Another calendar year is about to conclude and it’s been a memorable one to say the least, with infamous political misdeeds, scandals and exorbitant screw-ups yielding centre stage at the federal, provincial and – in some cases – municipal levels. The well-documented follies, misconduct and outright deception will only serve to enhance Canadians’ skepticism about the often shady side of the public realm and some of the characters within it. For those equipped with a light-hearted, albeit twisted sense of humour, it can at times be amusing to witness, but the bottom line is that much of what has unfolded has been downright embarrassing – and more to the point, costly. Federally, we have senators living lavishly off the backs of taxpayers like pigs to the trough, all the while serving very little – if any – purpose whatsoever. In Ontario there are at least 1.1 billion reasons for taxpayers to be seething. At the municipal level, Toronto Mayor Rob Ford, while well intentioned in his desire to save millions of dollars for the city he loves, with cuts to a number of exceedingly bloated civic programs, just can’t escape his own self-destructive antics, which at times have taken public buffoonery to cataclysmic heights, not to mention fodder for late-night TV talk-show hosts. Ford needs to get his personal life balanced before attempting to balance the books of Toronto. Let’s hope he realizes that… and soon.
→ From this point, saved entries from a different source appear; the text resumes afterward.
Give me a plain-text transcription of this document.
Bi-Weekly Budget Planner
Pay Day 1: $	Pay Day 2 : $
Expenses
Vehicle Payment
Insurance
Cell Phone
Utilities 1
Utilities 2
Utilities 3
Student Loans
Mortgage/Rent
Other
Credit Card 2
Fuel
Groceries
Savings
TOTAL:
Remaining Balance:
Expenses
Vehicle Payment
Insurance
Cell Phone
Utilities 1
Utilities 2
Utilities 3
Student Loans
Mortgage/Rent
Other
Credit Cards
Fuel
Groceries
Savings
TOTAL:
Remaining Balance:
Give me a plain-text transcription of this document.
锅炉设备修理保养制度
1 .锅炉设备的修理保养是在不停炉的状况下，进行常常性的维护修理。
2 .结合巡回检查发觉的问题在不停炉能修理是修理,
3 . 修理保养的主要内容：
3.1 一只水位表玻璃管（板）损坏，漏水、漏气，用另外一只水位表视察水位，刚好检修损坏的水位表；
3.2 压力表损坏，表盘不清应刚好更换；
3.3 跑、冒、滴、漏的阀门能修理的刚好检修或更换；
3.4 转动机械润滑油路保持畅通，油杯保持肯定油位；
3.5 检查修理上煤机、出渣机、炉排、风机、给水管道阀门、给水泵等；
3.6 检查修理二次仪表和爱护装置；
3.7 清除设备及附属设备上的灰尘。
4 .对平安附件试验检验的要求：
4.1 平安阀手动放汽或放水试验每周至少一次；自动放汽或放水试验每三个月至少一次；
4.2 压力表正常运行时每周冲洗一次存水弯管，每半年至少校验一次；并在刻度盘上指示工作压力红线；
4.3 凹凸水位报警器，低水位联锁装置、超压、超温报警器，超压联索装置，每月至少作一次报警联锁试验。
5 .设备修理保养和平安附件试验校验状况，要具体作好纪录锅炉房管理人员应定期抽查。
When Maple Leaf Sports and Entertainment landed Tim Leiweke as its president & CEO, the multibillion-dollar empire was instantly elevated into a new stratosphere. He’s one of the most dynamic, charismatic and accomplished individuals you will ever meet, and a staunch proponent of the public-private partnership model. As our cover story this month, you can read all about the successes Leiweke has reaped during his 30 years as a business executive. In North America he ranks fifth on the list of most influential sports executives and eighth on the list of most influential music executives – making him the only person to wield such tremendous power in both industries.
Recently I had the opportunity to speak with Saskatchewan Premier Brad Wall and New Brunswick Premier David Alward while attending International Trade Day 2013 in Ottawa, hosted by The Canadian Chamber of Commerce. Both premiers have a very progressive vision for building the nation’s economy and making better use of our largely untapped natural resources. It’s a sector with unlimited potential, slowed mainly by the need for stringent, but necessary, regulatory approvals but also a lot of unnecessary political gamesmanship, most often originating south of the border.
As always, we highlight this country’s most successful and innovative enterprises with our corporate business profiles. It’s those small, medium and large, that give Canada such an excellent reputation internationally.
Point of irony: At 65, Prince Charles is now old enough to claim his UK pension… but still hasn’t started the job he was born to do – that being the King of England.